Lord Mayor calls for removal of clearway on Oxford Street
There’s a light at the end of the tunnel for Oxford Street businesses with the Lord Mayor Clover Moore, Sydney Independent MP Alex Greenwich and Woollahra Mayor Tom Zeltzer banding together to call for the Roads and Maritime Services (RMS) to permanently remove the clearway on Oxford Street.
Since the GFC many local businesses have been doing it tough and the recent introduction of more stringent alcohol laws have added to the pressure.
The removal of the clearway will hopefully provide some relief to the strip’s pubs, bars, restaurants and retail outlets..
Last week the Lord Mayor Clover Moore has introduced a mayoral minute requesting the NSW Government permanently remove the Oxford Street clearway to allow for kerbside parking and reduce the speed limit to 40km/h. Currently RMS continues to impose peak period clearways on Oxford Street, with bus-only lanes in operation from 6am-10am in the westbound direction and 4pm-7pm in the eastbound direction.
“These kerbside clearways mean that large volumes of high-speed traffic create a noisy and hostile environment for pedestrians, shoppers, diners and visitors. Kerbside parking provides a buffer between people and vehicles,” said the Lord Mayor.
Residents and business owners agree the removal of the clearway is key to reactivating and revitalising the precinct.
Oxford Street is a shopping precinct with high heritage value and the capacity to service local residents’ needs. However noisy, fast-moving through traffic makes it is unpleasant to be there. Business owners and residnets argue the opening of the Eastern Distributor and Cross City Tunnel have provided alternative routes for traffic, lessening the need for a clearway on Oxford Street.
Stephan Gyory from Darlinghurst Business Partnership said: “One of the oppositional stances taken by those wanting to keep the clearways is that it will increase traffic congestion. However, with a measured reduction in traffic numbers of 22% since 2005, the 6 lanes of Oxford Street are not even close to capacity – even during rush hour. It is strongly suggested by the 1 year trial of the reduced clearways in Paddington that the road will not suffer problematic congestion if the clearways are permanently removed.”

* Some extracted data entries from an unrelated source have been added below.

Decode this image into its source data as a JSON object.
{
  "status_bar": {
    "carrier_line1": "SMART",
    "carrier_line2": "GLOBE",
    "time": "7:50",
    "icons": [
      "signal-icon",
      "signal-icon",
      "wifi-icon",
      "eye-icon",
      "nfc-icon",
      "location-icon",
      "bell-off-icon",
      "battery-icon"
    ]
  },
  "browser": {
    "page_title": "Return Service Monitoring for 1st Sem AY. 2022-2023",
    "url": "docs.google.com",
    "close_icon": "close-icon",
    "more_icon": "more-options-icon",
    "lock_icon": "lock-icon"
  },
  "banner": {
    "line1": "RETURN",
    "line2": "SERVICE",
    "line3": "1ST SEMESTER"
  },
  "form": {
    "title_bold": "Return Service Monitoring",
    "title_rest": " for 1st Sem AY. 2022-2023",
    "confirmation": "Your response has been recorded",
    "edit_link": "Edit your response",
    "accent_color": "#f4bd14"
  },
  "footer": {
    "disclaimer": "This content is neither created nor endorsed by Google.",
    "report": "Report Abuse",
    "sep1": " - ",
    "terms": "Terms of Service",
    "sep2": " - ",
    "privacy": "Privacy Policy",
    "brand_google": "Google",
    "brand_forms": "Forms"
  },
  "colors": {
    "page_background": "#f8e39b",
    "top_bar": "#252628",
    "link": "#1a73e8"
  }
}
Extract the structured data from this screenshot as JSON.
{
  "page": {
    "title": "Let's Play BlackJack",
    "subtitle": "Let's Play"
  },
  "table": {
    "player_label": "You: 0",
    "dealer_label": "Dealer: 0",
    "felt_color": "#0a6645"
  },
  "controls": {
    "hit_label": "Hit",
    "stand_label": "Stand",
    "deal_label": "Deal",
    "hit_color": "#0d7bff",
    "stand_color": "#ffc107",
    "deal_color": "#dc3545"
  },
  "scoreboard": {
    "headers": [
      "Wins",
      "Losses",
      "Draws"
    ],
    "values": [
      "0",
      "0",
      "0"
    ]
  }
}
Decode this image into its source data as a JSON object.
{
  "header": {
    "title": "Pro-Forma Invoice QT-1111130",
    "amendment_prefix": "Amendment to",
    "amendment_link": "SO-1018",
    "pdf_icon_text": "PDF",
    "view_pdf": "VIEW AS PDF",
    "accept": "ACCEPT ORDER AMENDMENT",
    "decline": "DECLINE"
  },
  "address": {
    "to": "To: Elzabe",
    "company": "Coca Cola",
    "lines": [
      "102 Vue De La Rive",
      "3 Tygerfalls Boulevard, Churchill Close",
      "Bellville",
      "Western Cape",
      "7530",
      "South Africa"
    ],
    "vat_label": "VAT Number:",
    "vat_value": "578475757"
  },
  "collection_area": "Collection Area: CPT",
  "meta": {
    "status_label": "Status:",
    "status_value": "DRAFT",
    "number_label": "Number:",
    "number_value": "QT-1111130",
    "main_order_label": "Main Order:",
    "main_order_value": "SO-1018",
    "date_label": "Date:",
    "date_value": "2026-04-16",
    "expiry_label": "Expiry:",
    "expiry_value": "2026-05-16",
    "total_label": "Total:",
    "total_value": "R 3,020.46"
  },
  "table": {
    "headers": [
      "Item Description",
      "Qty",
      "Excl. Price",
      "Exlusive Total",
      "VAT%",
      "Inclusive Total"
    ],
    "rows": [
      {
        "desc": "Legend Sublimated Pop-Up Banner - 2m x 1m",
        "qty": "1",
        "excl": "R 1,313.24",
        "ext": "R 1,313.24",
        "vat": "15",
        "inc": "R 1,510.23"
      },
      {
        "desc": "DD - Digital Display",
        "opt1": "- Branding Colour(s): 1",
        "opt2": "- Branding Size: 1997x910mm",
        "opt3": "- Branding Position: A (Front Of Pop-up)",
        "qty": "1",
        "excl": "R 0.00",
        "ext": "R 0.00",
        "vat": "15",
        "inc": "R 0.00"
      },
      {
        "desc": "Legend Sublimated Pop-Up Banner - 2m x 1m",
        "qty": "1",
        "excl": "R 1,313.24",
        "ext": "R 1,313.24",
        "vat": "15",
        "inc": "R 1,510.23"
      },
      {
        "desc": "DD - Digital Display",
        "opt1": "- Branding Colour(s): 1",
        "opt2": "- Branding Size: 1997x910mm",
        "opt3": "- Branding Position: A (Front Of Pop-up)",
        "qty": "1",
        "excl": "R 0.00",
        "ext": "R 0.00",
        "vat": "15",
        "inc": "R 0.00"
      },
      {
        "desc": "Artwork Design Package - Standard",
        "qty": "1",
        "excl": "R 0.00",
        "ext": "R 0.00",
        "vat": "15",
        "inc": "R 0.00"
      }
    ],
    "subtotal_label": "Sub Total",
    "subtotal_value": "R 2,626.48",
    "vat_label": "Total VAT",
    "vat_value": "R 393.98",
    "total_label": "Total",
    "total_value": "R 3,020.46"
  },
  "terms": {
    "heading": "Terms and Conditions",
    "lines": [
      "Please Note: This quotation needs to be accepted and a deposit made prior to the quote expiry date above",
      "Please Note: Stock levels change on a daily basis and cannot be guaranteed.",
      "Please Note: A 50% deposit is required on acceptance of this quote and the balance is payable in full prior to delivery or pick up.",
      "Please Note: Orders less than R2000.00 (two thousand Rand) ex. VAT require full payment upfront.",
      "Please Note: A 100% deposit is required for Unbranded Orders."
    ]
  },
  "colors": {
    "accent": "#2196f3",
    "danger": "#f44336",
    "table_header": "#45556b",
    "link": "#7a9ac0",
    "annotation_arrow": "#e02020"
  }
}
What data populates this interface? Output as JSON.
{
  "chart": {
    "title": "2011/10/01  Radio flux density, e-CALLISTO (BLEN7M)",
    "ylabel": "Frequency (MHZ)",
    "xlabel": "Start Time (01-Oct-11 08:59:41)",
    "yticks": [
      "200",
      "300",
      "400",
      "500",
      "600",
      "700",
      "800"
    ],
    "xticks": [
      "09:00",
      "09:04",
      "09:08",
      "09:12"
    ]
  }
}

Gyory said a thriving village culture is vital to an International city, it increases liveability, encourages culture and longer stay times, which is just one of the many reasons business owners and residents are calling for the removal of the clearway from Oxford Street. No clearway would enhance the village atmosphere and make the shopping precinct more attractive to residents and visitors.
“East Sydney is a Melbourne on Sydney’s doorstop and Oxford Street should be its heart, and yet we’ve driven an unfriendly and noisy 6 lane highway through it,” said Gyory. “Replacing the clearways with parking is low hanging fruit; an easy and cheap way to attract destination traffic to benefit the local community and economy.”